Another is better alignment with OEM traffic economics. When discovery and installation happen inside the same ecosystem, conversion rates often improve. There’s also a structural benefit. Diversification forces better discipline. Teams start analyzing performance by store, by entry point, and by user intent. That clarity usually improves decision-making across all Android UA, not just OEM campaigns.

What a Mature Diversification Strategy Looks Like

By 2026, app store diversification should feel intentional, not experimental.

In practice, that means:

  • Google Play stays the anchor, not the bottleneck.
  • OEM stores are treated as discovery environments, not backup options.
  • Budget shifts are gradual and data-driven.
  • Performance is reviewed by store from day one.
  • Decisions are based on cohorts and LTV, not surface-level CPI.

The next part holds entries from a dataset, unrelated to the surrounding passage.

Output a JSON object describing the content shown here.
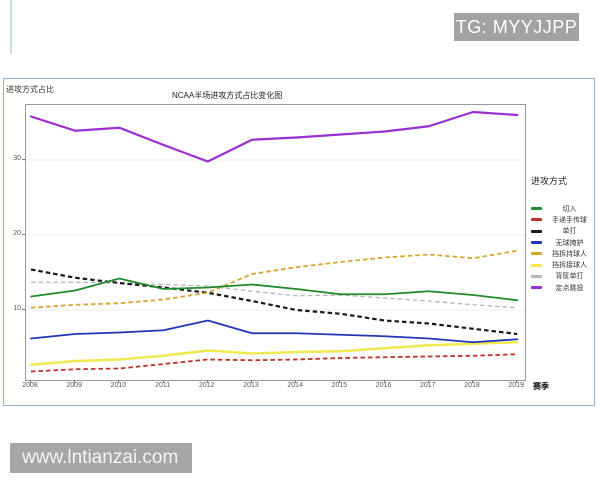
{
  "watermarks": {
    "tg_badge": "TG: MYYJJPP",
    "site_badge": "www.lntianzai.com"
  },
  "chart_data": {
    "type": "line",
    "title": "NCAA半场进攻方式占比变化图",
    "ylabel": "进攻方式占比",
    "xlabel": "赛季",
    "legend_title": "进攻方式",
    "legend_position": "right-outside",
    "grid": "faint horizontal lines at y ticks",
    "x": [
      2008,
      2009,
      2010,
      2011,
      2012,
      2013,
      2014,
      2015,
      2016,
      2017,
      2018,
      2019
    ],
    "yticks": [
      10,
      20,
      30
    ],
    "ylim": [
      0.7,
      37.3
    ],
    "series": [
      {
        "id": "cut",
        "name": "切入",
        "color": "#1f8b2c",
        "line_style": "solid",
        "values": [
          11.8,
          12.6,
          14.2,
          12.8,
          13.0,
          13.4,
          12.8,
          12.1,
          12.1,
          12.5,
          12.0,
          11.3
        ]
      },
      {
        "id": "handoff-pass",
        "name": "手递手传球",
        "color": "#c03028",
        "line_style": "dashed",
        "values": [
          1.8,
          2.1,
          2.2,
          2.8,
          3.4,
          3.3,
          3.4,
          3.6,
          3.7,
          3.8,
          3.9,
          4.1
        ]
      },
      {
        "id": "isolation",
        "name": "单打",
        "color": "#1a1a1a",
        "line_style": "dashed",
        "values": [
          15.4,
          14.3,
          13.6,
          13.0,
          12.3,
          11.2,
          10.0,
          9.5,
          8.6,
          8.2,
          7.5,
          6.8
        ]
      },
      {
        "id": "off-ball-screen",
        "name": "无球掩护",
        "color": "#2236b4",
        "line_style": "solid",
        "values": [
          6.2,
          6.8,
          7.0,
          7.3,
          8.6,
          6.9,
          6.9,
          6.7,
          6.5,
          6.2,
          5.7,
          6.1
        ]
      },
      {
        "id": "pnr-ball-handler",
        "name": "挡拆持球人",
        "color": "#d6a52a",
        "line_style": "dashed",
        "values": [
          10.3,
          10.7,
          10.9,
          11.4,
          12.3,
          14.8,
          15.7,
          16.4,
          17.0,
          17.4,
          16.9,
          17.9
        ]
      },
      {
        "id": "pnr-roll-man",
        "name": "挡拆接球人",
        "color": "#f2e94e",
        "line_style": "solid",
        "values": [
          2.7,
          3.2,
          3.4,
          3.9,
          4.6,
          4.2,
          4.4,
          4.5,
          4.9,
          5.3,
          5.5,
          5.7
        ]
      },
      {
        "id": "post-up",
        "name": "背筐单打",
        "color": "#b5b5b5",
        "line_style": "dashed",
        "values": [
          13.7,
          13.7,
          13.6,
          13.4,
          13.2,
          12.5,
          11.9,
          12.0,
          11.6,
          11.2,
          10.7,
          10.3
        ]
      },
      {
        "id": "spot-up",
        "name": "定点跳投",
        "color": "#9a2fd0",
        "line_style": "solid",
        "values": [
          35.8,
          33.9,
          34.3,
          32.0,
          29.8,
          32.7,
          33.0,
          33.4,
          33.8,
          34.5,
          36.4,
          36.0
        ]
      }
    ]
  }
}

Teams that work this way don’t move away from Google Play. They simply stop depending on it as a single point of failure.

The Real Takeaway

Android growth no longer happens in one place. Discovery is spreading across devices, ecosystems, and stores, and UA strategies need to reflect that reality. Google Play remains critical, but it is no longer the only environment shaping user intent.

The strongest Android strategies in 2026 won’t choose between Google Play and OEM stores. They will understand exactly when each store works best and design acquisition flows accordingly. That’s what app store diversification actually unlocks: control, not complexity.